En aquel momento, el decano desconectó el micrófono del profesor para comentar unas frases con él en voz baja. Tras un breve cambio de impresiones, ambos asintieron y el presentador se dirigió a la audiencia.

—Señoras y señores, por motivos de agenda, al profesor Cesi le es imposible seguir contestando a sus preguntas. En nombre de esta facultad le doy las gracias a nuestro distinguido conferenciante por su aportación y a ustedes por su asistencia. Buenas tardes.

Ante la mirada sorprendida de los asistentes, los dos profesores se levantaron, dirigieron un saludo con la cabeza al público y salieron rápidamente por una puerta lateral. Los concurrentes comenzaron, entre murmullos, a salir de la sala. Cuando Ariosto llegó a la puerta se volvió y observó que Maroni permanecía todavía sentado en su silla, sonriendo.

—¿Qué haces Carlo? —le preguntó—. ¿Nos vamos?

—Un momento Luis, déjame disfrutar un poco más de mi victoria.

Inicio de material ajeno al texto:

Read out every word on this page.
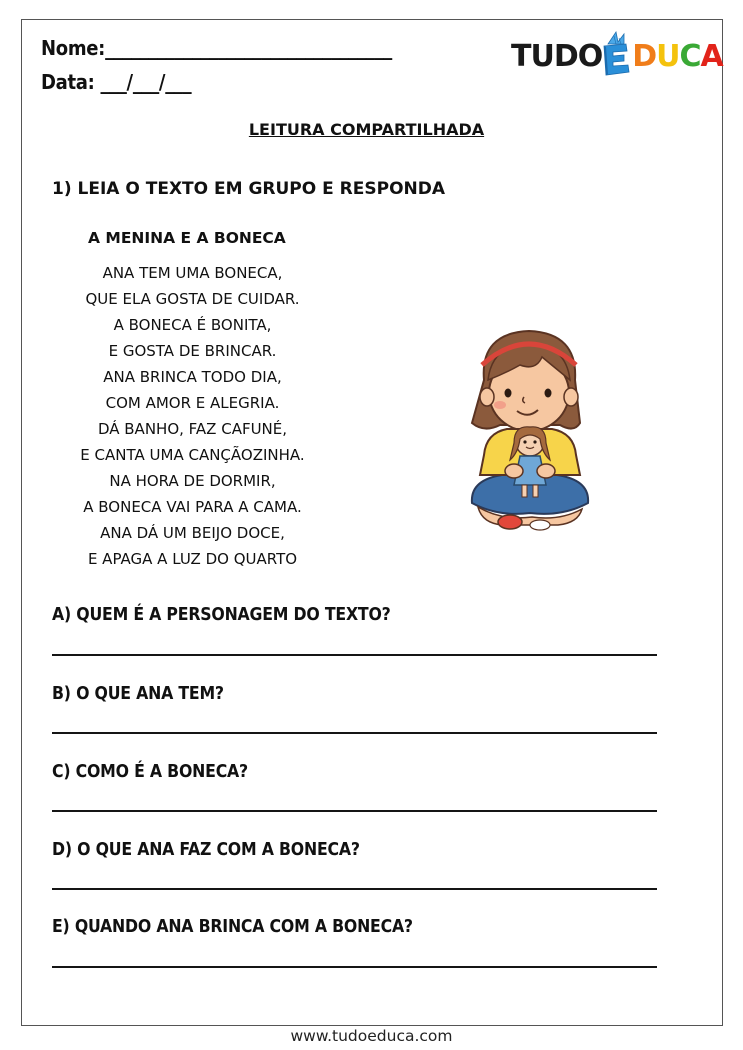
Nome:_________________________________
Data: ___/___/___
TUDO DUCA
LEITURA COMPARTILHADA
1) LEIA O TEXTO EM GRUPO E RESPONDA
A MENINA E A BONECA
ANA TEM UMA BONECA,
QUE ELA GOSTA DE CUIDAR.
A BONECA É BONITA,
E GOSTA DE BRINCAR.
ANA BRINCA TODO DIA,
COM AMOR E ALEGRIA.
DÁ BANHO, FAZ CAFUNÉ,
E CANTA UMA CANÇÃOZINHA.
NA HORA DE DORMIR,
A BONECA VAI PARA A CAMA.
ANA DÁ UM BEIJO DOCE,
E APAGA A LUZ DO QUARTO
A) QUEM É A PERSONAGEM DO TEXTO?
B) O QUE ANA TEM?
C) COMO É A BONECA?
D) O QUE ANA FAZ COM A BONECA?
E) QUANDO ANA BRINCA COM A BONECA?
www.tudoeduca.com
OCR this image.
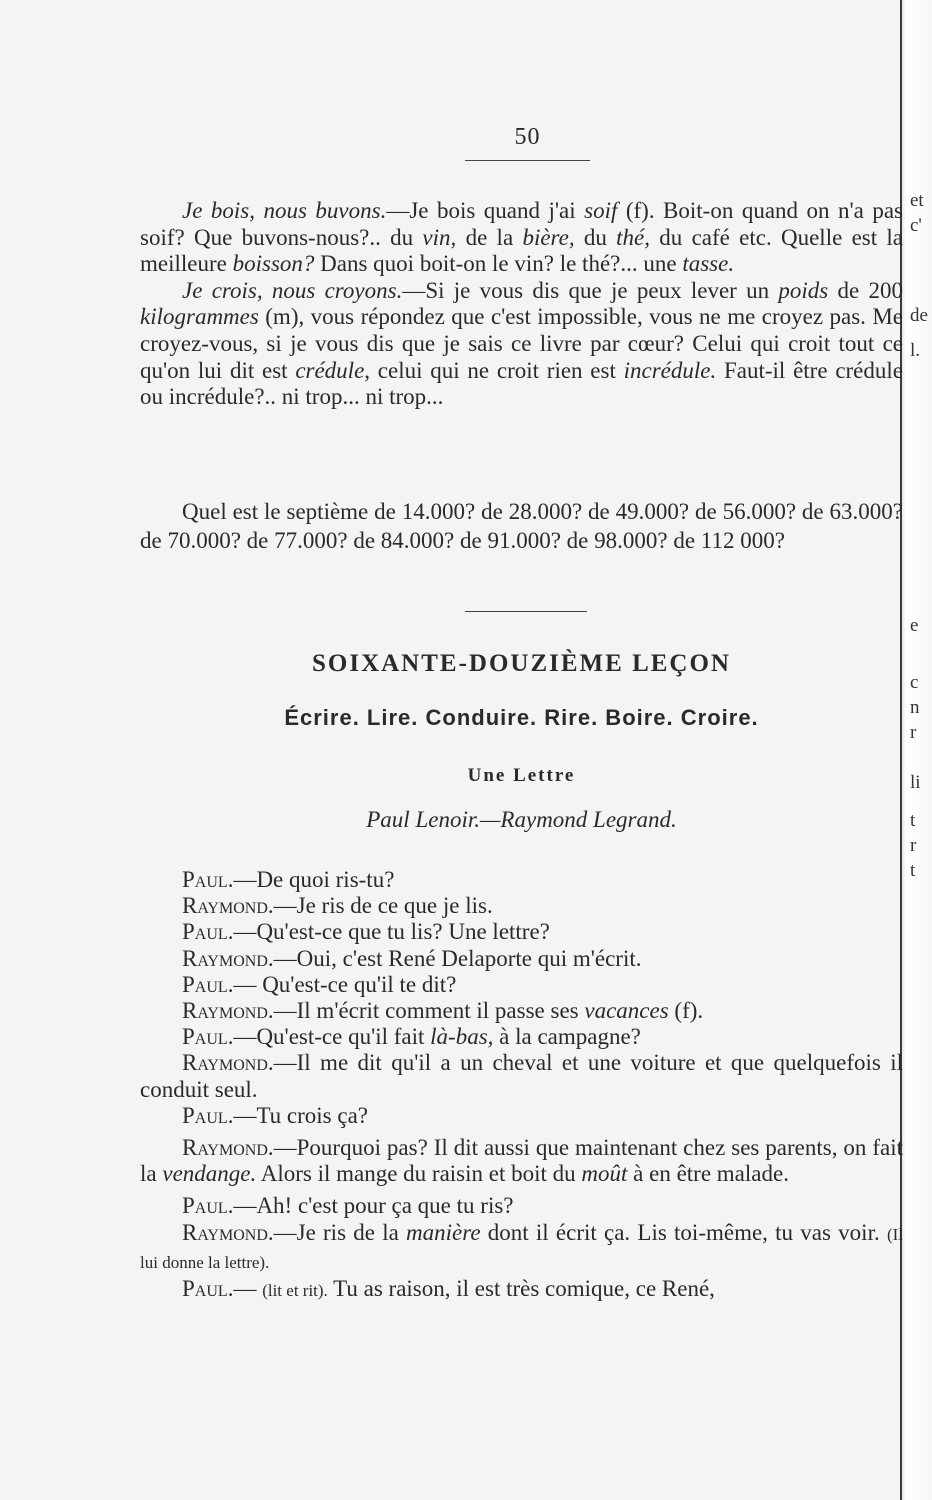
50

Je bois, nous buvons.—Je bois quand j'ai soif (f). Boit-on quand on n'a pas soif? Que buvons-nous?.. du vin, de la bière, du thé, du café etc. Quelle est la meilleure boisson? Dans quoi boit-on le vin? le thé?... une tasse.

Je crois, nous croyons.—Si je vous dis que je peux lever un poids de 200 kilogrammes (m), vous répondez que c'est impossible, vous ne me croyez pas. Me croyez-vous, si je vous dis que je sais ce livre par cœur? Celui qui croit tout ce qu'on lui dit est crédule, celui qui ne croit rien est incrédule. Faut-il être crédule ou incrédule?.. ni trop... ni trop...

Quel est le septième de 14.000? de 28.000? de 49.000? de 56.000? de 63.000? de 70.000? de 77.000? de 84.000? de 91.000? de 98.000? de 112 000?

SOIXANTE-DOUZIÈME LEÇON
Écrire. Lire. Conduire. Rire. Boire. Croire.
Une Lettre
Paul Lenoir.—Raymond Legrand.

Paul.—De quoi ris-tu?

Raymond.—Je ris de ce que je lis.

Paul.—Qu'est-ce que tu lis? Une lettre?

Raymond.—Oui, c'est René Delaporte qui m'écrit.

Paul.— Qu'est-ce qu'il te dit?

Raymond.—Il m'écrit comment il passe ses vacances (f).

Paul.—Qu'est-ce qu'il fait là-bas, à la campagne?

Raymond.—Il me dit qu'il a un cheval et une voiture et que quelquefois il conduit seul.

Paul.—Tu crois ça?

Raymond.—Pourquoi pas? Il dit aussi que maintenant chez ses parents, on fait la vendange. Alors il mange du raisin et boit du moût à en être malade.

Paul.—Ah! c'est pour ça que tu ris?

Raymond.—Je ris de la manière dont il écrit ça. Lis toi-même, tu vas voir. (Il lui donne la lettre).

Paul.— (lit et rit). Tu as raison, il est très comique, ce René,

et
c'
de
l.
e
c
n
r
li
t
r
t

Ariosto se acercó y tomó de los dedos de Maroni un pequeño papel. En él observó que están anotadas dos series de números. Una matrícula de automóvil y el teléfono de los
Carabinieri
, sección de tráfico.

17

La Laguna, sábado. 03:20 horas.

La comisaría de la calle del Agua era un hervidero de personas entrando y saliendo de ella a la luz de las farolas cuando Olegario detuvo el
Mercedes
para que Ariosto y Pedro Hernández descendieran. El policía de la entrada tuvo que hacer la oportuna consulta telefónica, tras la cual permitió la entrada a ambos hombres, indicándoles la localización del despacho del inspector Galán. Tras deambular por los anodinos y fríamente iluminados pasillos del edificio se encontraron con que el despacho en cuestión, más pequeño de lo que esperaban, estaba ocupado por Sandra Clavijo y Marta Herrero, que estaban absortas observando la pantalla de un ordenador portátil.

—Ya te echábamos de menos, Luis —dijo Marta, saludándole al percatarse de su presencia—. Como ves, esto está revolucionado.

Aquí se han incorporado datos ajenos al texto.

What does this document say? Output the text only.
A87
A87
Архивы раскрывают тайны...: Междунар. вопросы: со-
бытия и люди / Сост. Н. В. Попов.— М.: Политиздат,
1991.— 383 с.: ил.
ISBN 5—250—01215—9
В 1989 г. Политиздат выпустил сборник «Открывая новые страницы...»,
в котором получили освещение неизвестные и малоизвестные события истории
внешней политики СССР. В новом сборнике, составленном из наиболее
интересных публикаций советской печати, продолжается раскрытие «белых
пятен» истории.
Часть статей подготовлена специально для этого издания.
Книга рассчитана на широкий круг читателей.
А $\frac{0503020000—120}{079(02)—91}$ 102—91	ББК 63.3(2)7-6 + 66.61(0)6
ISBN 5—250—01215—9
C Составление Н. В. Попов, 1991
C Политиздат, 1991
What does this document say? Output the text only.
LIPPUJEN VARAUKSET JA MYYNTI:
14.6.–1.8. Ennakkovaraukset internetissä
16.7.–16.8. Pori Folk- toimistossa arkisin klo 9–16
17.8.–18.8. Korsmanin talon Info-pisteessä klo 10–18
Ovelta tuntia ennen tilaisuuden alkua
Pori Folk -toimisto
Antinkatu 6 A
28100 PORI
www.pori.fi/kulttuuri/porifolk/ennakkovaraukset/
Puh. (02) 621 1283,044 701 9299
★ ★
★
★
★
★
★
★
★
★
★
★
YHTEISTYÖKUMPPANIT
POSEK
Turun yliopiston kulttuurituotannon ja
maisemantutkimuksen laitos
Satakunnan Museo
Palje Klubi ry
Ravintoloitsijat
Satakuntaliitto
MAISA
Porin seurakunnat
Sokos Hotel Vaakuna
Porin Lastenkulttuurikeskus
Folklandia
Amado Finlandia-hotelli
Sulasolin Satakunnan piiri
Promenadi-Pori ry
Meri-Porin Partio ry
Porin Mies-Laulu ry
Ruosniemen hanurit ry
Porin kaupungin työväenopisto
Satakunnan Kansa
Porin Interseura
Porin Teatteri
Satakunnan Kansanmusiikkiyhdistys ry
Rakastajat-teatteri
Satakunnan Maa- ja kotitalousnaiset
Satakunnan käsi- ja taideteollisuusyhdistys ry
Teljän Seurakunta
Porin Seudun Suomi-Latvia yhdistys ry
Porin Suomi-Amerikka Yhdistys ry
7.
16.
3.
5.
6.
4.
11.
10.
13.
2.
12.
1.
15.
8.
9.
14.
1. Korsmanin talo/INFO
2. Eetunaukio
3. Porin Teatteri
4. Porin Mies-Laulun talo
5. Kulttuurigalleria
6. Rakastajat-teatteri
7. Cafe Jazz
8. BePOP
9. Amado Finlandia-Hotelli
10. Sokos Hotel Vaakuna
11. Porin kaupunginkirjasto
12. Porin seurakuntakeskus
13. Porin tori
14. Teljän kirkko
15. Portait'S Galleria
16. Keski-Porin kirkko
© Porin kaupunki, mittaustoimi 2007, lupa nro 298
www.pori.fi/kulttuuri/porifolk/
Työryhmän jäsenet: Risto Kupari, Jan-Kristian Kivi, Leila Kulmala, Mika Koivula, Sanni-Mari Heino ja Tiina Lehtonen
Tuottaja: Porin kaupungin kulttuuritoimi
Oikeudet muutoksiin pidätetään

—Me imagino que no es para menos —respondió Ariosto—. ¿Cómo está, Sandra?

—Pues como todos, desvelada por completo. ¿Cómo se ha tomado el obispo la noticia?

—Por lo poco que pude hablar con él, está deshecho pero compuesto, si es posible emplear juntos estos términos antagónicos.

—¿Y tú, Pedro? ¿Qué haces por aquí?— preguntó Marta.

—Ariosto me ha pedido que le acompañe —respondió Hernández—. Tiene algo importante que contarles.